In a column for the conservative Bulwark, novelist Richard North Patterson claimed that Donald Trump’s toxic mixture of “incompetence” and race-baiting is coming back to bite him and prevent a second term.
Making the case that “Trump is cornered,” the author said that the coronavirus pandemic exposed the fact that the president has been over his head for his entire tenure and Trump’s turn to overt racism to obscure that fact has only made matters worse.
Pointing out that the writing on the wall — by which he means polling — indicates a defeat for Trump in November, Patterson writes that the president is trying to bail out his sinking campaign by hearkening back to the racist dog whistles that served him well in 2016.
“Amid a deadly and economically ruinous pandemic, he is driving a strategy aimed only at arousing his base—chiefly by inflaming white racial grievances and cultural resentment,” he wrote before adding, “Reprising the imaginary ‘carnage’ he promised to end in his hallucinatory inaugural address, he recasts himself as Superman in a cartoon dystopia where ‘angry mobs are trying to tear down statues of our Founders, deface our most sacred memorials, and unleash a wave of violent crime in our cities.’ To do so, he converts predominantly peaceful protests into an epidemic of disorder, as if this were America in 1968. But it is not 1968—or even 2016.”
Unfortunately for the president, as he wrote, attitudes about race have undergone a sea-change following the murder of Georg Floyd, and Trump’s latest attempts to make social unrest tye cornerstone of his re-election campaign is falling on deaf ears — predominantly because voters have bigger concerns about the COIVID-19 pandemic.
“Trump’s presidency has been swamped by COVID-19—yet another reason why his race-baiting, a loser in itself, is terminally deficient. The pandemic has become a metaphor for Trump’s suffocating incompetence, mendacity, and self-absorption,” he wrote.

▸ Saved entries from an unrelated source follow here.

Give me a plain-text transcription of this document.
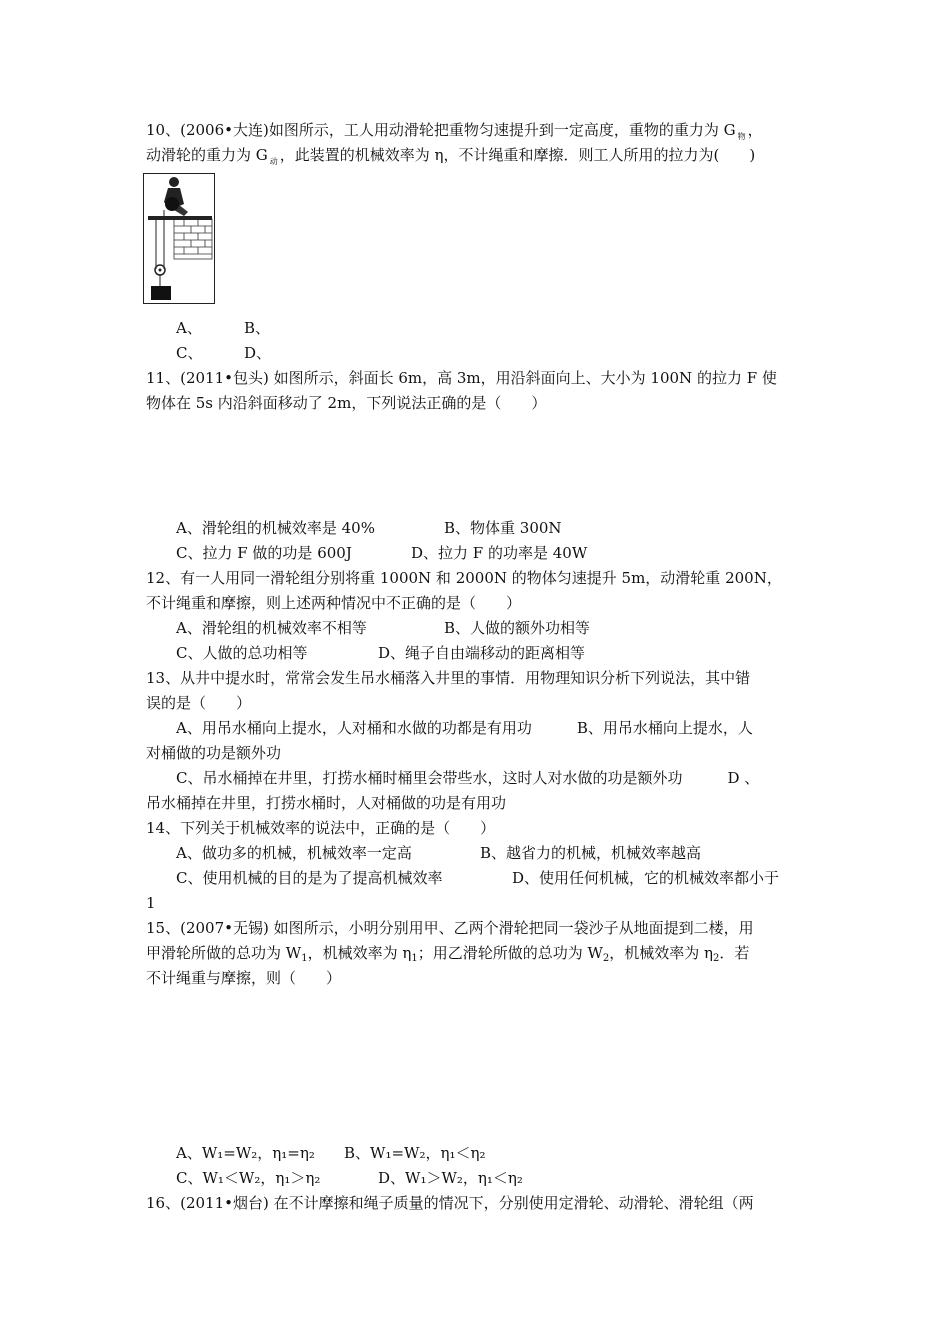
10、(2006•大连)如图所示，工人用动滑轮把重物匀速提升到一定高度，重物的重力为 G $_物$ ，
动滑轮的重力为 G $_动$ ，此装置的机械效率为 η，不计绳重和摩擦．则工人所用的拉力为(　　)
A、	B、
C、	D、
11、(2011•包头) 如图所示，斜面长 6m，高 3m，用沿斜面向上、大小为 100N 的拉力 F 使
物体在 5s 内沿斜面移动了 2m，下列说法正确的是（　　）
A、滑轮组的机械效率是 40%	B、物体重 300N
C、拉力 F 做的功是 600J	D、拉力 F 的功率是 40W
12、有一人用同一滑轮组分别将重 1000N 和 2000N 的物体匀速提升 5m，动滑轮重 200N，
不计绳重和摩擦，则上述两种情况中不正确的是（　　）
A、滑轮组的机械效率不相等	B、人做的额外功相等
C、人做的总功相等	D、绳子自由端移动的距离相等
13、从井中提水时，常常会发生吊水桶落入井里的事情．用物理知识分析下列说法，其中错
误的是（　　）
A、用吊水桶向上提水，人对桶和水做的功都是有用功　　　B、用吊水桶向上提水，人
对桶做的功是额外功
C、吊水桶掉在井里，打捞水桶时桶里会带些水，这时人对水做的功是额外功　　　D 、
吊水桶掉在井里，打捞水桶时，人对桶做的功是有用功
14、下列关于机械效率的说法中，正确的是（　　）
A、做功多的机械，机械效率一定高	B、越省力的机械，机械效率越高
C、使用机械的目的是为了提高机械效率	D、使用任何机械，它的机械效率都小于
1
15、(2007•无锡) 如图所示，小明分别用甲、乙两个滑轮把同一袋沙子从地面提到二楼，用
甲滑轮所做的总功为 $W_1$，机械效率为 $\eta_1$；用乙滑轮所做的总功为 $W_2$，机械效率为 $\eta_2$．若
不计绳重与摩擦，则（　　）
A、W₁=W₂，η₁=η₂ B、W₁=W₂，η₁＜η₂
C、W₁＜W₂，η₁＞η₂	D、W₁＞W₂，η₁＜η₂
16、(2011•烟台) 在不计摩擦和绳子质量的情况下，分别使用定滑轮、动滑轮、滑轮组（两
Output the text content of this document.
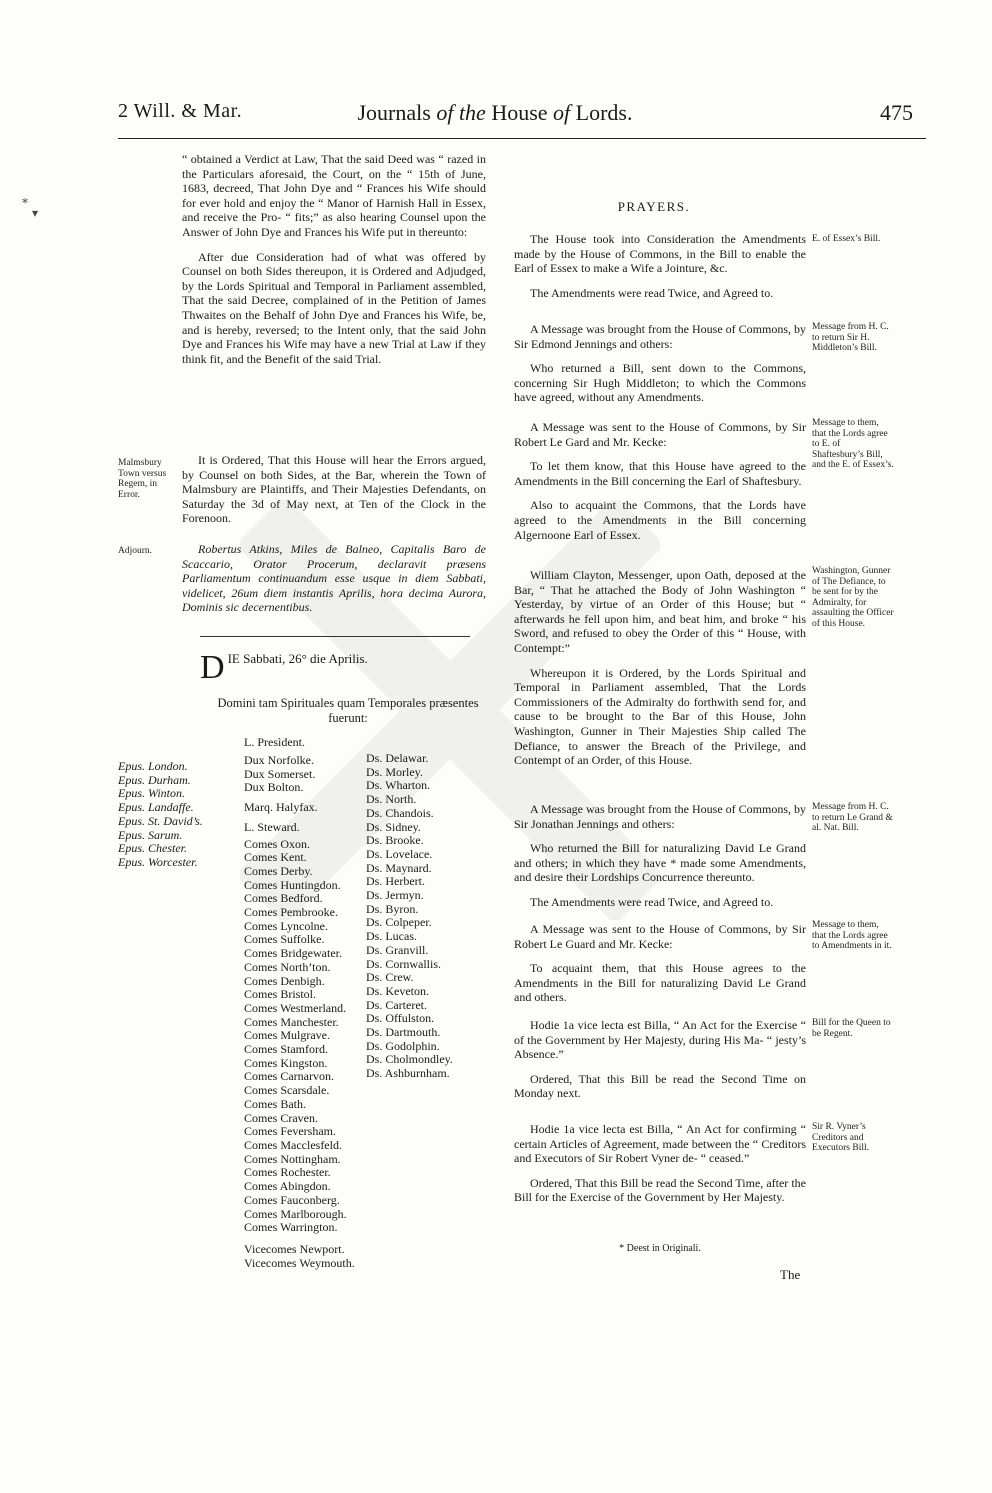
⁎
▾
2 Will. & Mar.	Journals of the House of Lords.	475

“ obtained a Verdict at Law, That the said Deed was “ razed in the Particulars aforesaid, the Court, on the “ 15th of June, 1683, decreed, That John Dye and “ Frances his Wife should for ever hold and enjoy the “ Manor of Harnish Hall in Essex, and receive the Pro- “ fits;” as also hearing Counsel upon the Answer of John Dye and Frances his Wife put in thereunto:

After due Consideration had of what was offered by Counsel on both Sides thereupon, it is Ordered and Adjudged, by the Lords Spiritual and Temporal in Parliament assembled, That the said Decree, complained of in the Petition of James Thwaites on the Behalf of John Dye and Frances his Wife, be, and is hereby, reversed; to the Intent only, that the said John Dye and Frances his Wife may have a new Trial at Law if they think fit, and the Benefit of the said Trial.

Malmsbury Town versus Regem, in Error.

It is Ordered, That this House will hear the Errors argued, by Counsel on both Sides, at the Bar, wherein the Town of Malmsbury are Plaintiffs, and Their Majesties Defendants, on Saturday the 3d of May next, at Ten of the Clock in the Forenoon.

Adjourn.	Robertus Atkins, Miles de Balneo, Capitalis Baro de Scaccario, Orator Procerum, declaravit præsens Parliamentum continuandum esse usque in diem Sabbati, videlicet, 26um diem instantis Aprilis, hora decima Aurora, Dominis sic decernentibus.

D IE Sabbati, 26° die Aprilis.
Domini tam Spirituales quam Temporales præsentes fuerunt:
L. Presìdent.
Epus. London.
Epus. Durham.
Epus. Winton.
Epus. Landaffe.
Epus. St. David’s.
Epus. Sarum.
Epus. Chester.
Epus. Worcester.
Dux Norfolke.
Dux Somerset.
Dux Bolton.
Marq. Halyfax.
L. Steward.
Comes Oxon.
Comes Kent.
Comes Derby.
Comes Huntingdon.
Comes Bedford.
Comes Pembrooke.
Comes Lyncolne.
Comes Suffolke.
Comes Bridgewater.
Comes North’ton.
Comes Denbigh.
Comes Bristol.
Comes Westmerland.
Comes Manchester.
Comes Mulgrave.
Comes Stamford.
Comes Kingston.
Comes Carnarvon.
Comes Scarsdale.
Comes Bath.
Comes Craven.
Comes Feversham.
Comes Macclesfeld.
Comes Nottingham.
Comes Rochester.
Comes Abingdon.
Comes Fauconberg.
Comes Marlborough.
Comes Warrington.
Vicecomes Newport.
Vicecomes Weymouth.
Ds. Delawar.
Ds. Morley.
Ds. Wharton.
Ds. North.
Ds. Chandois.
Ds. Sidney.
Ds. Brooke.
Ds. Lovelace.
Ds. Maynard.
Ds. Herbert.
Ds. Jermyn.
Ds. Byron.
Ds. Colpeper.
Ds. Lucas.
Ds. Granvill.
Ds. Cornwallis.
Ds. Crew.
Ds. Keveton.
Ds. Carteret.
Ds. Offulston.
Ds. Dartmouth.
Ds. Godolphin.
Ds. Cholmondley.
Ds. Ashburnham.
PRAYERS.

The House took into Consideration the Amendments made by the House of Commons, in the Bill to enable the Earl of Essex to make a Wife a Jointure, &c.

The Amendments were read Twice, and Agreed to.

E. of Essex’s Bill.

A Message was brought from the House of Commons, by Sir Edmond Jennings and others:

Who returned a Bill, sent down to the Commons, concerning Sir Hugh Middleton; to which the Commons have agreed, without any Amendments.

Message from H. C. to return Sir H. Middleton’s Bill.

A Message was sent to the House of Commons, by Sir Robert Le Gard and Mr. Kecke:

To let them know, that this House have agreed to the Amendments in the Bill concerning the Earl of Shaftesbury.

Also to acquaint the Commons, that the Lords have agreed to the Amendments in the Bill concerning Algernoone Earl of Essex.

Message to them, that the Lords agree to E. of Shaftesbury’s Bill, and the E. of Essex’s.

William Clayton, Messenger, upon Oath, deposed at the Bar, “ That he attached the Body of John Washington “ Yesterday, by virtue of an Order of this House; but “ afterwards he fell upon him, and beat him, and broke “ his Sword, and refused to obey the Order of this “ House, with Contempt:”

Whereupon it is Ordered, by the Lords Spiritual and Temporal in Parliament assembled, That the Lords Commissioners of the Admiralty do forthwith send for, and cause to be brought to the Bar of this House, John Washington, Gunner in Their Majesties Ship called The Defiance, to answer the Breach of the Privilege, and Contempt of an Order, of this House.

Washington, Gunner of The Defiance, to be sent for by the Admiralty, for assaulting the Officer of this House.

A Message was brought from the House of Commons, by Sir Jonathan Jennings and others:

Who returned the Bill for naturalizing David Le Grand and others; in which they have * made some Amendments, and desire their Lordships Concurrence thereunto.

The Amendments were read Twice, and Agreed to.

Message from H. C. to return Le Grand & al. Nat. Bill.

A Message was sent to the House of Commons, by Sir Robert Le Guard and Mr. Kecke:

To acquaint them, that this House agrees to the Amendments in the Bill for naturalizing David Le Grand and others.

Message to them, that the Lords agree to Amendments in it.

Hodie 1a vice lecta est Billa, “ An Act for the Exercise “ of the Government by Her Majesty, during His Ma- “ jesty’s Absence.”

Ordered, That this Bill be read the Second Time on Monday next.

Bill for the Queen to be Regent.

Hodie 1a vice lecta est Billa, “ An Act for confirming “ certain Articles of Agreement, made between the “ Creditors and Executors of Sir Robert Vyner de- “ ceased.”

Ordered, That this Bill be read the Second Time, after the Bill for the Exercise of the Government by Her Majesty.

Sir R. Vyner’s Creditors and Executors Bill.
* Deest in Originali.
The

Noting that traditional Republican strongholds like Arizona, Texas and Florida are now the country’s biggest hot spots for viral infections, Patterson said Trump led the way in downplaying the health threat and will be held accountable by voters.
“In May, a Columbia University study estimated that had the United States begun limiting social contacts one week earlier, roughly 35,000 lives would have been saved through early May; starting two weeks earlier would have prevented 1 million cases and 58,000 deaths through early May,” he explained. “But from January to mid-March, Trump dismissed the pandemic as of negligible concern. Thereafter, obsessing on how its economic impact would affect his re-election campaign, he treated COVID-19 primarily as a cultural and political problem, blaming Democrats for the public health measures his own government had prescribed.”
Noting that “pandemics don’t lie.” Patterson warned, “With Election Day looming, his mishandling of healthcare amid a pandemic is stunningly self-destructive. But Trump’s vaunted political instincts were proven illusory in 2018—when the Democrats clobbered him on . . . healthcare. Trump’s supposed genius, it transpires, cloaks an incapacity to learn.”